19. Allo stesso modo, l’economia della salvezza che si compie in Cristo non è presentata nel suo vero e pieno significato se non a condizione che si sottolinei la sua fedeltà alla rivelazione fatta al popolo di Israele, senza la quale la fede espressa a Nicea perderebbe la sua legittimità e la pienezza della sua dimensione storica. Evidentemente, la dimensione trinitaria e cristologica della fede nicena non è accettata dalla tradizione rabbinica ma, da un punto di vista cristiano, essa è compresa in maniera essenziale come una novità che si inscrive però in una continuità con la rivelazione affidata al popolo eletto. La dottrina della Trinità non significa certo una relativizzazione, quanto piuttosto un approfondimento della fede nel solo e unico Dio di Israele.[26]Abbiamo già sottolineato che i rimandi al Dio “uno” e “creatore del cielo e della terra” fanno eco all’Antico Testamento, dove Dio si rivela come Colui che crea per amore, entra in relazione per amore e chiede di essere amato a sua volta. Dio chiama Abramo suo “amico”, “colui che lo ama” (Is 41,8; 2Cr 20,7; Gc 2,23), e si intrattiene con Mosè «faccia a faccia, come uno parla con il proprio amico» (Es 33,11). Allo stesso modo, la scelta dell’homooúsios è fatta precisamente per proteggere il carattere monoteista della fede cristiana: in Dio, non c’è altra realtà che la realtà divina. Il Figlio e lo Spirito non sono altro che Dio stesso e non degli esseri intermediari tra Dio e il mondo o semplici creature. Inoltre, la rivelazione fatta a Israele è testimonianza del Signore come dell’Uno e Unico che si mette in gioco, si dona e si comunica nella storia degli uomini. Il cristianesimo comprende l’Incarnazione come la pienezza inaudita del modo di fare (l’economia) del Dio di Israele, che scende ad abitare in mezzo al suo popolo, un modo di fare che si realizza nell’unione di Dio con un’umanità singolare, Gesù.[27]

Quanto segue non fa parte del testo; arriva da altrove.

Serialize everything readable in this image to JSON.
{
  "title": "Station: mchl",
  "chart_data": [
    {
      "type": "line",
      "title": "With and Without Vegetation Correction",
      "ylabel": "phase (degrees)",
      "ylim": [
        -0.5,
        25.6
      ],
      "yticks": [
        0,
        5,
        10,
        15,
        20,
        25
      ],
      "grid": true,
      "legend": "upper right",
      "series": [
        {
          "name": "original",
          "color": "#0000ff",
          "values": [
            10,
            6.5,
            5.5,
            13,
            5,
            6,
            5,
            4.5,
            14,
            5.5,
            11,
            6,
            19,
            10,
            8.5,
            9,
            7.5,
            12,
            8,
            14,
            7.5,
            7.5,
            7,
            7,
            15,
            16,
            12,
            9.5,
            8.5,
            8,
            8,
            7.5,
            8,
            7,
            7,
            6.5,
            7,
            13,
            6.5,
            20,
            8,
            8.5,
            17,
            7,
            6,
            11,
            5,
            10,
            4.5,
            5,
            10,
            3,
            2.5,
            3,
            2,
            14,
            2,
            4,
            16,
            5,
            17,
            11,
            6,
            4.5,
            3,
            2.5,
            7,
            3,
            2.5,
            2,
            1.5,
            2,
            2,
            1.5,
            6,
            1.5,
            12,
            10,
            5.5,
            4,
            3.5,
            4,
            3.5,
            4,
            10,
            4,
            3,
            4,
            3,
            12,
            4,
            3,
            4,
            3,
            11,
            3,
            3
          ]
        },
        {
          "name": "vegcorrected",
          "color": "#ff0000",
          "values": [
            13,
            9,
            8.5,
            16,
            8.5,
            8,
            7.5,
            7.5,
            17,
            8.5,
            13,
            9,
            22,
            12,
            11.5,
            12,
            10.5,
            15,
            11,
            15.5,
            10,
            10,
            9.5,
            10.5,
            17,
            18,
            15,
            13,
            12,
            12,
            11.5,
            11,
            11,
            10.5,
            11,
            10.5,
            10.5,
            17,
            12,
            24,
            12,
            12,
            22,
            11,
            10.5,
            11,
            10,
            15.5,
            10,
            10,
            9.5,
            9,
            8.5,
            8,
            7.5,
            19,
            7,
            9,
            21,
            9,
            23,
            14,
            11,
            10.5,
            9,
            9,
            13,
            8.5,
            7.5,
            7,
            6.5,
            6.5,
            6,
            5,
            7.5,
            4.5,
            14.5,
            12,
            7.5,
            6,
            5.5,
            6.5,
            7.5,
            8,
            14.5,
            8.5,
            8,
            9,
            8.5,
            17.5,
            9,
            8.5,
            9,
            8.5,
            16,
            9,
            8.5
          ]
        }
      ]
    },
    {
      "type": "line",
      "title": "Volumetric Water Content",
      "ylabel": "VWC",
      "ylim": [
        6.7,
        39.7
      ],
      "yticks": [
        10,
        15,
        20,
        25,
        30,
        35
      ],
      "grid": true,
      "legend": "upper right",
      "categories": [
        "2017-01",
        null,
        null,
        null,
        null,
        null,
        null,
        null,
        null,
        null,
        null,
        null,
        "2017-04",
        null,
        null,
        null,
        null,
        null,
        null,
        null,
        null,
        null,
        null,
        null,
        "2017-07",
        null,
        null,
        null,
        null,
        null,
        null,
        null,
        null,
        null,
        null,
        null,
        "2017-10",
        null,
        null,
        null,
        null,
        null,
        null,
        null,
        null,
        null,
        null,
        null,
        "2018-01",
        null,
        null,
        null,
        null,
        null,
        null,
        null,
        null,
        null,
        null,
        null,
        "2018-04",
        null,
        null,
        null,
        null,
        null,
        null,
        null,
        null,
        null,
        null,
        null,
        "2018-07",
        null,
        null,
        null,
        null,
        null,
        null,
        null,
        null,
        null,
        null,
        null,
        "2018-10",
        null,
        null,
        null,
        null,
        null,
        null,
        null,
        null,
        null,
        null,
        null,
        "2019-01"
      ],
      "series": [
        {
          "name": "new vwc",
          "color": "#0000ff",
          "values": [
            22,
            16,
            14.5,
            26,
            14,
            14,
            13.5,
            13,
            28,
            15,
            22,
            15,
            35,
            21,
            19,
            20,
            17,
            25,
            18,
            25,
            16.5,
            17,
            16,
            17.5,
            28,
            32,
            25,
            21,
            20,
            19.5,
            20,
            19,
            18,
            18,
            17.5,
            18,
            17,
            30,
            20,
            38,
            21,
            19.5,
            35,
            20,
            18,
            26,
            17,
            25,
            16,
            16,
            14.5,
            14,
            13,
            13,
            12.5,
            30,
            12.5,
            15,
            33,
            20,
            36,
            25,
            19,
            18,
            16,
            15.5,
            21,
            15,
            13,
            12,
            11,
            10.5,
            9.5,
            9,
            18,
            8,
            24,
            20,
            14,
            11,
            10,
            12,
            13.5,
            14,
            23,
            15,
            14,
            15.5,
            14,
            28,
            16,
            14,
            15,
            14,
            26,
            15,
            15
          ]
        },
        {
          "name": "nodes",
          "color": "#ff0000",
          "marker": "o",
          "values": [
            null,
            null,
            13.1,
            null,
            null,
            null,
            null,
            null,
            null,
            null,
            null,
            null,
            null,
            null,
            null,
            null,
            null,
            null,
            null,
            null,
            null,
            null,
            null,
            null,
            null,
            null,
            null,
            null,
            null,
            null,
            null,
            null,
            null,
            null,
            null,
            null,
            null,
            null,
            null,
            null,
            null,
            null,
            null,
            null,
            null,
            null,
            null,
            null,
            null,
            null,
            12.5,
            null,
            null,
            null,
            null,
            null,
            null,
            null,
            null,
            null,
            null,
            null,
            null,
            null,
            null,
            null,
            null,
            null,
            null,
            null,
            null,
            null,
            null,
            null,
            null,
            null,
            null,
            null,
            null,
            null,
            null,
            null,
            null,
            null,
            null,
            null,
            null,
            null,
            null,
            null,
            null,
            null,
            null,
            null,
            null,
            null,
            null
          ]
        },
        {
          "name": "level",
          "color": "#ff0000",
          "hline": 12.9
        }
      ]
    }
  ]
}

[26] «La dottrina trinitaria può e deve essere vista non come appendice o indebolimento del monoteismo cristiano, bensì come la sua radicalizzazione»: K. Rahner, Unicità e Trinità di Dio nel dialogo con l’Islam, in Idem, Dio e rivelazione, Nuovi Saggi 7, Paoline, Roma 1981, pp. 155-177 (qui p. 161).
[27] Cf. M. Wyschogrod, Abraham’s Promise, Judaism and Jewish-Christian Relations, SCM Press, London 2006, p. 178.